I can't attest to having played the game with 3 or 4 players, but having played it 2 player (once with Deirdra and a few times with my g/f) I have to say that I found it an exercise in frustration. Perhaps it stems from years worth of playing games on my lonesome, but having to constantly readjust my moves to accommodate for another person was something I found very frustrating and made me rather irritable. I'm not a competitive person and can enjoy playing a co-op game with a novice in general (just adds more challenge to me), but in this case it made me resent whoever I was playing with to the point where I felt like an asshole for feeling that way.

Conversely, the game holds up just fine in single-player, so this divisive feature is hardly game breaking.

You make a solid point about playing with 3 or more players though.
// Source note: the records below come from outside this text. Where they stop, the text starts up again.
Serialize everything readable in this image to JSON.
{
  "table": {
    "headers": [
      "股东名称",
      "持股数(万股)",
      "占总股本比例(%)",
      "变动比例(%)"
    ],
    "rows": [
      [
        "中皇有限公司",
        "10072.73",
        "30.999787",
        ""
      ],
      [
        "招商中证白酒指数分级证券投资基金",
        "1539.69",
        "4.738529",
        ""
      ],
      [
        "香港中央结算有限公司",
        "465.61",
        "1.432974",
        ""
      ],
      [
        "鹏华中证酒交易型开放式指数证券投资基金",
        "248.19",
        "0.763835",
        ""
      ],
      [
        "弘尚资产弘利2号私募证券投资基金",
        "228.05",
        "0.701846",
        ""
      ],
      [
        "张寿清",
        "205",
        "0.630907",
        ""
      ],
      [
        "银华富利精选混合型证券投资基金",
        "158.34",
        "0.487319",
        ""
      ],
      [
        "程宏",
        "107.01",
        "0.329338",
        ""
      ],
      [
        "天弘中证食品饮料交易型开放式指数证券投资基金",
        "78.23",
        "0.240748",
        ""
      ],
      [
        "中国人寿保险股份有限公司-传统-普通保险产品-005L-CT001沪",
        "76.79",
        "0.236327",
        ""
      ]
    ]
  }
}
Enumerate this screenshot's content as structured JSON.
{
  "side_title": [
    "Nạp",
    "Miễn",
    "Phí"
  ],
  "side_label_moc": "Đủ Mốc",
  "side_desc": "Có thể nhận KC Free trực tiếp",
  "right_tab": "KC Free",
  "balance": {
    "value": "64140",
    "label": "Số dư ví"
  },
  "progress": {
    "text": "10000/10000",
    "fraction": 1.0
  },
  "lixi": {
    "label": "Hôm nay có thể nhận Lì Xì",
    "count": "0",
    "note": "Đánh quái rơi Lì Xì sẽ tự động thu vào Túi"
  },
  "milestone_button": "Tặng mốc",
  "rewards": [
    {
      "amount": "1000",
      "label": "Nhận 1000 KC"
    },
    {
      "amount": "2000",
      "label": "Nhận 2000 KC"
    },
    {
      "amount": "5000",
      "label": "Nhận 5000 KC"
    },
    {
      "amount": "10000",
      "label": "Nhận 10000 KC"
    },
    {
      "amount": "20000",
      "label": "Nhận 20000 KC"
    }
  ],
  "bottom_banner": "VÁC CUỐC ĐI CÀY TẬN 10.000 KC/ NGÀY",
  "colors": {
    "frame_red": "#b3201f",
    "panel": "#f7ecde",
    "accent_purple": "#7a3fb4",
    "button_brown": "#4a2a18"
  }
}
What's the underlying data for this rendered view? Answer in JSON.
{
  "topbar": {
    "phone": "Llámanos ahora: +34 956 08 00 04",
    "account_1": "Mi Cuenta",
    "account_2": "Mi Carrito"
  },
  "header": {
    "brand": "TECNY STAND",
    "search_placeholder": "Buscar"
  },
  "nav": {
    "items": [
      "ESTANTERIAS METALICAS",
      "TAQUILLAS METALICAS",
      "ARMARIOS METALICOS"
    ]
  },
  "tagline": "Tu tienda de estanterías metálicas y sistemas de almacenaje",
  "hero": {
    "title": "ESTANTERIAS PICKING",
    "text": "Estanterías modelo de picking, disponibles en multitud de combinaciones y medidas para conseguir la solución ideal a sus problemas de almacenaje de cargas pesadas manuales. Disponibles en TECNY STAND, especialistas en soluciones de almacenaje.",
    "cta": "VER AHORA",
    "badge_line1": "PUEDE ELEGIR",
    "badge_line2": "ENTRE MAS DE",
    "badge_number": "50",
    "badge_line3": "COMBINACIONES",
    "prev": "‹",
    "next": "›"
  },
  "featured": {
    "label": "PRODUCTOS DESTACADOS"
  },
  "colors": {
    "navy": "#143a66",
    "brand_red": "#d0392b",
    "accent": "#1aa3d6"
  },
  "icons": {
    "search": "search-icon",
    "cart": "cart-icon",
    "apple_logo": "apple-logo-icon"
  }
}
May have to give that a shot.

I'm curious, did you ever play Trine? It's kind of similar where you all have to work together towards a common goal, but its use of different powers for each character and far more frequent check/respawn points made it easier to care less about your personal well being and more for the team as a whole.

December 21, 2009 at 5:54 PM  
Blogger Nels Anderson said...

@Mr. D I haven't played it with less than 4 people (aside briefly solo), so it's entirely possible the maximal frustration is with a pair. I can see the frustrating mechanics being their worst and collaboration being the weakest.

I did play Trine, but never co-op. I got the PC version and didn't have anyone else to huddle around my monitor with ;) I'd totally give it another go with two others folks on PS3 though.